Professor Adam Broder
Financial markets are constantly evolving and changing day to day thanks to many outside factors such as technology and the overall health of the global economy thanks to technology propelling globalization. These two factors have shaped the financial markets more than ever thanks to the globalization of financial markets and being dependent on the health of the entire global market more than ever. Technology has also played a large role in changing how we communicate with other across the globe as well as the powerful technology that is now available to consumers and to private entities that are shaping the financial markets and our role within.

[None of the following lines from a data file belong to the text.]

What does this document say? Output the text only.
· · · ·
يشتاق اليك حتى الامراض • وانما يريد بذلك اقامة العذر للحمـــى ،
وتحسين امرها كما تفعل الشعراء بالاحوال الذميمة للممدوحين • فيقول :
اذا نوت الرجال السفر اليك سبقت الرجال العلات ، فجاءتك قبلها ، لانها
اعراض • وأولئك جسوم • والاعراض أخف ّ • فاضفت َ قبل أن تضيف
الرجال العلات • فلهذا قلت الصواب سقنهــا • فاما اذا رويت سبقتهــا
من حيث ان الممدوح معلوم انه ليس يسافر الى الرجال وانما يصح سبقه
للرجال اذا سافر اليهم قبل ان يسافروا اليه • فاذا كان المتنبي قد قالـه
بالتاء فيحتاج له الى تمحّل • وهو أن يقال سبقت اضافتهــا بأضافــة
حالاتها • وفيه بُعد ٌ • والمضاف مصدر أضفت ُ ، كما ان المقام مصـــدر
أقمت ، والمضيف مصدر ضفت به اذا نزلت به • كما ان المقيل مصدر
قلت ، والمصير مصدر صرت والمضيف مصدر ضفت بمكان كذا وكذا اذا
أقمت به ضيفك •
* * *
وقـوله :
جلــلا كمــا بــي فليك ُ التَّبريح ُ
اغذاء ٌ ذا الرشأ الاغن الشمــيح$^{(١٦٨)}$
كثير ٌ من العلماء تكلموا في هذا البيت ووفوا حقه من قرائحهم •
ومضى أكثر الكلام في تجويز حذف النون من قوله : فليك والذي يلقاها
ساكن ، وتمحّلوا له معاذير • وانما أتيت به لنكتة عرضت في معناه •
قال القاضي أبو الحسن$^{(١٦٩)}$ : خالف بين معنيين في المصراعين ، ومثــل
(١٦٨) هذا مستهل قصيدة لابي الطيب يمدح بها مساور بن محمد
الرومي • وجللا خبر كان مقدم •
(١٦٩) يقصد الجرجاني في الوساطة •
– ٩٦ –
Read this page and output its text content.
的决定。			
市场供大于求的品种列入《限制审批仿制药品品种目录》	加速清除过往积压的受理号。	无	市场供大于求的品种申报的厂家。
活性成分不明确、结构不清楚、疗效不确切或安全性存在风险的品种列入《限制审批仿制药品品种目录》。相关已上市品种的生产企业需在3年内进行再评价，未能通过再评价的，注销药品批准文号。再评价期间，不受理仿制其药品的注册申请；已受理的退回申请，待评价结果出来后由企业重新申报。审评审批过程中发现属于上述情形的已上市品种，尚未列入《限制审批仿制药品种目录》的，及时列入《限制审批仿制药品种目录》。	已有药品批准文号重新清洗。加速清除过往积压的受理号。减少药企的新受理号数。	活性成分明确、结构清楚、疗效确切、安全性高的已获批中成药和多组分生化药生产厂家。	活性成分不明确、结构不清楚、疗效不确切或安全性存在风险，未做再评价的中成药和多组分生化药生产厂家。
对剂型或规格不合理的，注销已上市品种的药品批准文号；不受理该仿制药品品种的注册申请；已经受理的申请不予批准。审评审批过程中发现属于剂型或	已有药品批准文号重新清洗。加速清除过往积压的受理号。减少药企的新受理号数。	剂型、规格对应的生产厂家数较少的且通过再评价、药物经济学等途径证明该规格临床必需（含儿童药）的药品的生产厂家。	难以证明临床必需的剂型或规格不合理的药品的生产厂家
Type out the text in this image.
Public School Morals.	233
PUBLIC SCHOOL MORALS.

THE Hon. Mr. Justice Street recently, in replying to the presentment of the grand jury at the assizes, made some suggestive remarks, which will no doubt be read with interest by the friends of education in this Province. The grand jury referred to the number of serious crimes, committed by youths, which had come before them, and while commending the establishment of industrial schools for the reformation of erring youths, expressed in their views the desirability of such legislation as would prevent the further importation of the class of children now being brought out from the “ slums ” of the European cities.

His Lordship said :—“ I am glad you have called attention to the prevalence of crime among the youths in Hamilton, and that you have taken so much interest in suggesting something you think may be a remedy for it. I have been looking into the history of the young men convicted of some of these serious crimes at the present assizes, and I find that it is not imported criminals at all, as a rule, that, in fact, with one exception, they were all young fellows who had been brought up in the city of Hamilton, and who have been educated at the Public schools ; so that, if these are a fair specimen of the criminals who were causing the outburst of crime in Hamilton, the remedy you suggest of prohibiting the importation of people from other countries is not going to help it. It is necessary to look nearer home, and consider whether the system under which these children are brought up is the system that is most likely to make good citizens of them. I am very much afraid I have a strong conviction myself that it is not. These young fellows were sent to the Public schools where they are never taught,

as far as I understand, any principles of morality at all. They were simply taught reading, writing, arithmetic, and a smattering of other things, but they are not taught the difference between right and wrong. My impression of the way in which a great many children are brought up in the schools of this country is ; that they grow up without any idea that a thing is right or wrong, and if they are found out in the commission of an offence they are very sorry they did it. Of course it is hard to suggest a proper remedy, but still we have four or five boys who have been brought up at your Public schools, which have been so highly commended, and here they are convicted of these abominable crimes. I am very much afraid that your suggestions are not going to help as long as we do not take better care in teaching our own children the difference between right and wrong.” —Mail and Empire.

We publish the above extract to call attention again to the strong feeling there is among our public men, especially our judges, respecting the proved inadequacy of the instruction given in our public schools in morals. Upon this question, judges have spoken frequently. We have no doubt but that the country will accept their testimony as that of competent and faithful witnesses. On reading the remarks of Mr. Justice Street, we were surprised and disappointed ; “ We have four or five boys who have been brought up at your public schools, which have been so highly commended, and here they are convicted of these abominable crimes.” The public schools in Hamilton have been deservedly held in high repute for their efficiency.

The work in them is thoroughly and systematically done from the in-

These two factors are tied together as we move forward in financial growth across the globe as The United States has essentially become the leader in the financial industry thanks to the growth in the 20th century in the advancement of technology and the investment in the productivity of human capital. During the start of the 20th century the financial markets were mostly independent and focused on investments from domestic partners instead of attracting investors overseas due to many factors such as language barriers, the difficulty to open a line of communication, and the many markets that were difficult to enter due to different cultures. Most countries had their own stock exchange and still do but eventually they started to phase them out in favor of a more consolidated financial sectors such as the New York stock Exchange, London Stock Exchange, and the beginning of the Tokyo Stock exchange. In the book “Globalization Myths” Author Paul Bairoch who is one of the great post-war economic historians wrote about the breaking down of barriers of communication between countries. Bairoch describes it as “between 1930 and 1990, the cost of a three-minute telephone call from New York to London dropped from $245 to $3.” Technology has played a massive role in globalization of different economies across the globe and allowed corporations to reach new markets. Because of this corporations have branched into new markets and are dependent on the health of overall economy instead of just focusing in on the domestic operations. The globalization of the financial markets has been one of the most revolutionary structural changes in the world economy over the past 60 years which increased the speed, size and scope international money and business transactions.For example, when the United Kingdom held their referendum of the British exit from the European Union it had a global impact ignoring the market disruptions, global banks such as Citigroup and JPMorgan Chase began plans to shift thousands of jobs to branches in the European Union. The United States economy fluctuated as the dollar increased resulting in the Fed reconsidering any interest rate hikes in the future.